Bir süre sessiz kaldı ve hasta bakıcının odadan çıkmasını bekledi. Genç adamın artık sırtından soğuk terler akıyordu. Boğazı düğümlenmişti ve ellerindeki titreme bütün vücuduna yayılmıştı. Kötü his çok büyüktü. Sesini nihayet bulabildiğinde sordu.
"Heeneul nerede?"
Doktorun suratındaki mahcup ifadeye baktı. Bir süre sessiz kaldıktan sonra doktor konuştu.
"Oturmak ister misiniz?"
Bir şey olmuştu.
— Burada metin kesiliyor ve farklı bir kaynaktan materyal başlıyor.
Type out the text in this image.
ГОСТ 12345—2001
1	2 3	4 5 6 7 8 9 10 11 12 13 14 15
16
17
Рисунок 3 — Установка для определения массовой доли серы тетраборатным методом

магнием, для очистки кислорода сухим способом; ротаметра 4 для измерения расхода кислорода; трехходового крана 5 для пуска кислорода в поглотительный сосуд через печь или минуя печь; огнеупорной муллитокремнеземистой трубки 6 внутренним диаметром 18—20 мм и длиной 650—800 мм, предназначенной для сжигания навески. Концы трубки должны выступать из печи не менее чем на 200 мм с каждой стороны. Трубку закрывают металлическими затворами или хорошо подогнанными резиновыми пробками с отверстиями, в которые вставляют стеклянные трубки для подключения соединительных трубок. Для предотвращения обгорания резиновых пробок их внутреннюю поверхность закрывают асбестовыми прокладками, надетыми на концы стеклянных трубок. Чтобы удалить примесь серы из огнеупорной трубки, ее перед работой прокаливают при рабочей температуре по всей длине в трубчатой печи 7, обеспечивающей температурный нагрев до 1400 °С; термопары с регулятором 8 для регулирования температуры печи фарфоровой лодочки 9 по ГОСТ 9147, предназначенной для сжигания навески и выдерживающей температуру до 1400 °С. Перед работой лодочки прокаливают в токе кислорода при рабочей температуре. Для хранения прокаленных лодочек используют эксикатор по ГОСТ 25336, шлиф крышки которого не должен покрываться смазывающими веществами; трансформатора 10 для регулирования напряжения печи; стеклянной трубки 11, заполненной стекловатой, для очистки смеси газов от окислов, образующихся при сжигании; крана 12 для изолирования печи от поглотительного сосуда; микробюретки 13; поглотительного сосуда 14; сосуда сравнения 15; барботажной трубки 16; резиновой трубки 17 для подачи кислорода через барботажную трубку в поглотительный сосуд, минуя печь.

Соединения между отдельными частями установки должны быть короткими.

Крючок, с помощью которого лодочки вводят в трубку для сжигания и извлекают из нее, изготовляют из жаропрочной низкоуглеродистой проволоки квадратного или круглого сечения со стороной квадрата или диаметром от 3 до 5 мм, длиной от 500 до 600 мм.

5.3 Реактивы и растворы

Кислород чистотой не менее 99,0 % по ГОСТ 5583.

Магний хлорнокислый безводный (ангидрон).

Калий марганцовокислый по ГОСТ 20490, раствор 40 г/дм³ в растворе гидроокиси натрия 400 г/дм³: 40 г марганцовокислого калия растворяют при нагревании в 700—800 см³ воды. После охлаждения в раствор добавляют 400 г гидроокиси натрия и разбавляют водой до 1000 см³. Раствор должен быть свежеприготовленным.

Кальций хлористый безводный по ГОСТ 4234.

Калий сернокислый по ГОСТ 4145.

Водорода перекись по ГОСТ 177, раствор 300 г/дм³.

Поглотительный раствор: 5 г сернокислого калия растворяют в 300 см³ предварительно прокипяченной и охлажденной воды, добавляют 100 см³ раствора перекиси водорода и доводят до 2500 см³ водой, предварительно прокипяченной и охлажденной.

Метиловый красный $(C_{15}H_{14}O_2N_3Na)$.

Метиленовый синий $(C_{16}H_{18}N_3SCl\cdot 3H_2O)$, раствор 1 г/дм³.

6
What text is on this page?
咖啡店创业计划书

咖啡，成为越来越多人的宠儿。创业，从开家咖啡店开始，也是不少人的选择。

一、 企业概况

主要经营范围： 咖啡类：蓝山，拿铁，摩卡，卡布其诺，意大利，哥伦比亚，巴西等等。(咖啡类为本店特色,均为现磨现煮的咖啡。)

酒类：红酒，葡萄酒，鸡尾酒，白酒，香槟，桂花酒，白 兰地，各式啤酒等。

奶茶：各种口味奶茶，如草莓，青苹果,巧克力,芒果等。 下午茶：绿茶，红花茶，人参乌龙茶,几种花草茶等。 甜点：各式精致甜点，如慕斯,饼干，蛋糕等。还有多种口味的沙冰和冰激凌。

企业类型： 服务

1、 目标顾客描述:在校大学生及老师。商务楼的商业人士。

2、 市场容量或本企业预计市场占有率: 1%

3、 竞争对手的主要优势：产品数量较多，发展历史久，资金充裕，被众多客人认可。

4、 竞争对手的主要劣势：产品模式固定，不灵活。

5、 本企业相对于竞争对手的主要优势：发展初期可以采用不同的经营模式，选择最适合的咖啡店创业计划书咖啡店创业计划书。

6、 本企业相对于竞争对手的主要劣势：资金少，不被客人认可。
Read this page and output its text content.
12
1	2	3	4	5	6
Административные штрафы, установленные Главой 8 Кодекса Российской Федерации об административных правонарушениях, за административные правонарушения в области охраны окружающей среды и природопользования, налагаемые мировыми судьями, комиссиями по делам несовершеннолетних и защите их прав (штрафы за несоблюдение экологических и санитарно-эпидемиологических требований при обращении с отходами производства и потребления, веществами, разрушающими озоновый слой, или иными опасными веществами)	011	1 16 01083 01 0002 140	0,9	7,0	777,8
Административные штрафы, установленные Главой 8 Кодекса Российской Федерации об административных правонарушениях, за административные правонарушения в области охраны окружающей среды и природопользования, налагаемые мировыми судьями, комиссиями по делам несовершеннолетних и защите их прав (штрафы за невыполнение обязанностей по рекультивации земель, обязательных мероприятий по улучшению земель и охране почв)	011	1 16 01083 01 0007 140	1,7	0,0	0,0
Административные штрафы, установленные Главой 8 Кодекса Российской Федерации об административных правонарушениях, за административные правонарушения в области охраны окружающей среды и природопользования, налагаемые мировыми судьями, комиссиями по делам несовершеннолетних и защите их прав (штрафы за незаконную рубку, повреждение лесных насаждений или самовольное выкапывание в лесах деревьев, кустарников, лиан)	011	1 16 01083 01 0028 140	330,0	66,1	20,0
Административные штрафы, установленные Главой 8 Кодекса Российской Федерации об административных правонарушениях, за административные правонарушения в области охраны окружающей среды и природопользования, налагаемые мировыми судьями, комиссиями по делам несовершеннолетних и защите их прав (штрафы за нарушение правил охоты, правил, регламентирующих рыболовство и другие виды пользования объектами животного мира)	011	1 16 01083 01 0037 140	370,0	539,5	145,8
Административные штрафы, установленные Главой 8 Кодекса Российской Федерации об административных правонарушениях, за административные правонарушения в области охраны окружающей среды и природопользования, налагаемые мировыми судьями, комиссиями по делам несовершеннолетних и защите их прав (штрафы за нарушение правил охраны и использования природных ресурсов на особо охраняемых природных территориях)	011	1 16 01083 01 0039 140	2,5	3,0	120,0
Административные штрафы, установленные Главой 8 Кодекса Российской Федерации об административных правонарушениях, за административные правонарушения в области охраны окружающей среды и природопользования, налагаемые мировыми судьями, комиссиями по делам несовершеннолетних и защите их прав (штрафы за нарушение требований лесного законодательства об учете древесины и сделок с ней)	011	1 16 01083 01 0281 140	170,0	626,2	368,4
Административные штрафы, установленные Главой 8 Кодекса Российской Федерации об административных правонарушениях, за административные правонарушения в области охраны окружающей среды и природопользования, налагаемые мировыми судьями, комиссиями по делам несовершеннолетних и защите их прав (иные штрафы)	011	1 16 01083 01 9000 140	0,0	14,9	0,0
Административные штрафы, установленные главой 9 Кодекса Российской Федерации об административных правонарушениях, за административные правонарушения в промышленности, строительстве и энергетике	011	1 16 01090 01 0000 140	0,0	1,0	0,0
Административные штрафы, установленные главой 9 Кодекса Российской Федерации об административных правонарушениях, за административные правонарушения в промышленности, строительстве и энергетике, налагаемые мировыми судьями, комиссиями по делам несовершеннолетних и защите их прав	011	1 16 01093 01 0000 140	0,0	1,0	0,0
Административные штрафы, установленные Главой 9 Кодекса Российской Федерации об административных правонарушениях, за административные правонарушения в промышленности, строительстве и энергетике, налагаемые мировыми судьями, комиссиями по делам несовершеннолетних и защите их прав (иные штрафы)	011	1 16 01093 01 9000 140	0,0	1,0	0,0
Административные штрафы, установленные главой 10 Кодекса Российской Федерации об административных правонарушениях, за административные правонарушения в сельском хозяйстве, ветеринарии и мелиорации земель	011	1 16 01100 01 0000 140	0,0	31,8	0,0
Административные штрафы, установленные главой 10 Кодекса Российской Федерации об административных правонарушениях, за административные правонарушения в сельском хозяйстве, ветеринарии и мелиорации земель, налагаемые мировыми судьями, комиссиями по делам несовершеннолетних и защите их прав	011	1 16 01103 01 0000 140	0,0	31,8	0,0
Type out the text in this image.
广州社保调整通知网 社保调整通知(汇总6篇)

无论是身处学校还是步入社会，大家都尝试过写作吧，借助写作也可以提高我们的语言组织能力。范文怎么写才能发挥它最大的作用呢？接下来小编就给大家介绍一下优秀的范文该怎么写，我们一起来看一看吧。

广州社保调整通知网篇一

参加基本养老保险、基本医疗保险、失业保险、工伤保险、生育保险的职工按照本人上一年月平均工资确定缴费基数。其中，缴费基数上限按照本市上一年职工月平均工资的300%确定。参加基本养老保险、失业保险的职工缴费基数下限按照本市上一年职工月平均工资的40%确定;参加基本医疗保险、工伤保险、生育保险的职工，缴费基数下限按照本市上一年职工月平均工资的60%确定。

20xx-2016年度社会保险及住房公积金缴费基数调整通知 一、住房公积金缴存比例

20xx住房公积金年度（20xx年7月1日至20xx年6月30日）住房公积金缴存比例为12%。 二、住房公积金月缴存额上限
Korkunç bir şey. Genç adam sadece aklına ilk gelen ihtimalin gerçekleşmemiş olması için dua ediyordu.
"Neler oluyor?"
Doktor, cebinden çıkardığı kağıt parçasını Changkyun'a uzattı.
"Başınız sağ olsun."
Başınız sağ olsun. Adamın başı dönüyordu. Başınız sağ olsun. Bu gerçek olamazdı, daha sevgilisini öpmemişti. Başınız sağ olsun. Daha fazla ayakta duramayarak yatağa çöktü. Doktor hâlâ elindeki kağıdı Changkyun'a uzatıyordu. Elleri titreyerek kağıdı aldı ve doktorun odadan çıkışını izledi. Başınız sağ olsun. Önünde sonunda bunun olacağını biliyordu ama henüz hazır değildi. Ses kafasında yankılanıp duruyordu ama kabullenemiyordu. Gözlerine hücum eden yaşları geri göndermeye çalıştı ve kağıt parçasını açtı.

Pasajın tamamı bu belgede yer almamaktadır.